If the level is too low, raise the level, and relaunch Rangecast to see if the software can then detect the audio input.
2. Reboot the PC. Some problems related to either the driver, or the Windows audio system, may be cleared by a reboot.
If the problem is not resolved when Rangecast launches, continue below. The following steps must be done while physically present at the PC.
3. At the PC, power down the computer, unplug the PC from all power sources (wall or UPS), wait at least 30 seconds, then restart the computer. Some problems related to the Windows USB system, or the interface hardware, may be cleared by this process. (Unplugging the PC is necessary because some PCs maintain power to the USB subsystem even if the PC has been shut down and the power switch turned off, so physically disconnecting power is actually needed to force a full reset.)
4. There are two kinds of interface boxes in use. A newer unit (called RCX) mounts on the back of the scanner, with one USB cable leading to the PC. An older unit is a black box that sits beside the PC, supports four scanners, and has two USB cables leading to the PC.
If the affected scanner uses the older style box, there will be two wires leading from the interface box to the scanner.

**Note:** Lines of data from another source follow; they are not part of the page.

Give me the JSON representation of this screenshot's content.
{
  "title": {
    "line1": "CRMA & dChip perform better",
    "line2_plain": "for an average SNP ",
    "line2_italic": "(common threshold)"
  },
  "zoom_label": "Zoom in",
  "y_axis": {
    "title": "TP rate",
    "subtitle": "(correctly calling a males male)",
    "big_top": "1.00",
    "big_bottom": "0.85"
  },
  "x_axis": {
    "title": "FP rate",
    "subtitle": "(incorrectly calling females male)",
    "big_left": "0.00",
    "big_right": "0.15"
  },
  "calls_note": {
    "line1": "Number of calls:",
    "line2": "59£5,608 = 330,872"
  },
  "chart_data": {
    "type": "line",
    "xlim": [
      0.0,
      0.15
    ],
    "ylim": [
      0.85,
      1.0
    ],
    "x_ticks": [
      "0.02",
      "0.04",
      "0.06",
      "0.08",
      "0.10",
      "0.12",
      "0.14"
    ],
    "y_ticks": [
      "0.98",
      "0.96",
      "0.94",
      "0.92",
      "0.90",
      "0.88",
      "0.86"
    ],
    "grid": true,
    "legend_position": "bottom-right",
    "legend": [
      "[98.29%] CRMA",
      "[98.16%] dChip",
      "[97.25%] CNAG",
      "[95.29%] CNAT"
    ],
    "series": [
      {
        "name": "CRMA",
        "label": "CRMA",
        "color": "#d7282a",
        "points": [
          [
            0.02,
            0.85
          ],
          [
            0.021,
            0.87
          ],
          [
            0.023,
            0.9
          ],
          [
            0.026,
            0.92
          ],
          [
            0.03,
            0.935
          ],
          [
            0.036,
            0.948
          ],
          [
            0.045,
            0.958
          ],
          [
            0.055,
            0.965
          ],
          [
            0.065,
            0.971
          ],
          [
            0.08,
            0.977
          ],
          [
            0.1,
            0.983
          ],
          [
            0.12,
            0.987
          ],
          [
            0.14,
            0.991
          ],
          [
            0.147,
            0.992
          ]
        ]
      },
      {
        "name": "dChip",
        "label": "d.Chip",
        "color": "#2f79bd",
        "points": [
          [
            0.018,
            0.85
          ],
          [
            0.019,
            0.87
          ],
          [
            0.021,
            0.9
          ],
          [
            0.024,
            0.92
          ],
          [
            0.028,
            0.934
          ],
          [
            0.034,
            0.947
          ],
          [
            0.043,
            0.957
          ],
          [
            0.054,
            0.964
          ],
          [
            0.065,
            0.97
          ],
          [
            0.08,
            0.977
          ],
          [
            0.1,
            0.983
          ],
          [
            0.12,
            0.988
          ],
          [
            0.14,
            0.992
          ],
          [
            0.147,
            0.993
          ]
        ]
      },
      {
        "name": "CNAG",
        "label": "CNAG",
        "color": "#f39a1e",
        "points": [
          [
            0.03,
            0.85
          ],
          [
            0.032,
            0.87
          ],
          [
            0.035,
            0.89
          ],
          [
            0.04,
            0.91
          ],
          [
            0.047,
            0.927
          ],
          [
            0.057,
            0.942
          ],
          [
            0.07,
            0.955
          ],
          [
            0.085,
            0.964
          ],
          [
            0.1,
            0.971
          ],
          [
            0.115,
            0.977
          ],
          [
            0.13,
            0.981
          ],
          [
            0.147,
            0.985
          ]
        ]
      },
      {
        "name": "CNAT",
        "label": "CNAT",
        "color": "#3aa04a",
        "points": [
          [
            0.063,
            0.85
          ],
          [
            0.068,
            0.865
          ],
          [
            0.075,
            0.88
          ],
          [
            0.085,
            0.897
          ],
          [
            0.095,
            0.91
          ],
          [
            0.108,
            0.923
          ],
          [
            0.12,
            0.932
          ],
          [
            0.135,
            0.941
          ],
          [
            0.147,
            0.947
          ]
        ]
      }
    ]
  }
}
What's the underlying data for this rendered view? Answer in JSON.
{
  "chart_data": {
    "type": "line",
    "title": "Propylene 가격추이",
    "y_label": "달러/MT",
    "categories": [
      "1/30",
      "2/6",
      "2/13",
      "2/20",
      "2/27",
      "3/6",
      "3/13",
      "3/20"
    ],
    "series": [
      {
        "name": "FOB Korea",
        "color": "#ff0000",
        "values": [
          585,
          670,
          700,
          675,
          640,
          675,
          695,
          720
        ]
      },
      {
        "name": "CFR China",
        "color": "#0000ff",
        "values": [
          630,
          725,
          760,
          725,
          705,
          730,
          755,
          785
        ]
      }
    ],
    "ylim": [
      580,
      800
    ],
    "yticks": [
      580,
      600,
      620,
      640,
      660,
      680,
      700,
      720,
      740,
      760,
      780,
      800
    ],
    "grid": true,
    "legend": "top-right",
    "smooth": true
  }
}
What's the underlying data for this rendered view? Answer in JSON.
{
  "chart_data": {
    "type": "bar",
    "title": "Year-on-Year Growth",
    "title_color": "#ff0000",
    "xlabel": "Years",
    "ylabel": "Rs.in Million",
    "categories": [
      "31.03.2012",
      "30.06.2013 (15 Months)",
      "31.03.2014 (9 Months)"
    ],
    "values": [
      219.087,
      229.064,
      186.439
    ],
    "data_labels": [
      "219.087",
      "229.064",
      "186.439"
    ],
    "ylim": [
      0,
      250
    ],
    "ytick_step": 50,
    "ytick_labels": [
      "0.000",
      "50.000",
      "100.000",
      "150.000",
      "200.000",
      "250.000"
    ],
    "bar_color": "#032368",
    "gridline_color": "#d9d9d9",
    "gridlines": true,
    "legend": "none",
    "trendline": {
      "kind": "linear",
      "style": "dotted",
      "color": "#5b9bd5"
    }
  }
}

One of these (an audio cable) should be plugged into the green jack on the rear panel of the scanner (except for the model 536 scanners, in this case the cable should be plugged into the speaker output.) Check that the cable is connected to the correct jack, and securely plugged into that jack (not loose.)
5. If the affected scanner uses the older style box, if you wish, you may open the box and see if any internal connections are loose. On occasion, with this model of interface box, vibration has loosened a sound card from an internally mounted USB hub.

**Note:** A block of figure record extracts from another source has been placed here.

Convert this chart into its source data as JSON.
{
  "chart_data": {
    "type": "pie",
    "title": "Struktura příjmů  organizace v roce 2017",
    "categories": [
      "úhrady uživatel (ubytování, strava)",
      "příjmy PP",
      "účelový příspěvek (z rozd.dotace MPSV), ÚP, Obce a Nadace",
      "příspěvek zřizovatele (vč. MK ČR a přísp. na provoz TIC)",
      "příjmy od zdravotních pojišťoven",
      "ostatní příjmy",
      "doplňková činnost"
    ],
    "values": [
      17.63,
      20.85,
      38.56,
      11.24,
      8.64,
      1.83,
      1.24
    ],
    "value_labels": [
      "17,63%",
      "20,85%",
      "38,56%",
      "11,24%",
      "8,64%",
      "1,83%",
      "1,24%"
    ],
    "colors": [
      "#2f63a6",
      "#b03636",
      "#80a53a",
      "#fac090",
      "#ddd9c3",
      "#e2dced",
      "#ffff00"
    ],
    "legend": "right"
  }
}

6. If the problem is still not resolved, there may be defective hardware in the interface box, consider replacing the hardware.
Here is how a Sender finds its correct audio line.
A typical feedsite may have four scanners. Each has an audio connection to the PC. The audio connection may a standard audio cable to an USB audio sound card. In newer installations an "RCX" box with an internal USB sound chip is mounted on the back of a scanner, plugged directly into the scanners audio jack. The PC receives the audio over a USB connection. In either case, a Sender commands its assigned scanner to play alternating NOISE and QUIET periods and listens to each line to find the matching pattern. When detected, it begins normal Rangecast service.
(1) Note that the Sender must be able to "hear" audio from the scanner for this to be possible. If it cannot hear the noise/quiet pattern, then it cannot find its audio audio line. In that case the Sender will display a NO AUDIO PORT message and turn an indicator red. It will try again periodically.
(2) Note also that a NO AUDIO PORT message confirms that the Sender is in data communication with its scanner. This usefully confirms a number of good things; that the Sender is working, that the proper scanner is present and responding normally, that the data connection works. The issue is specifically an audio problem.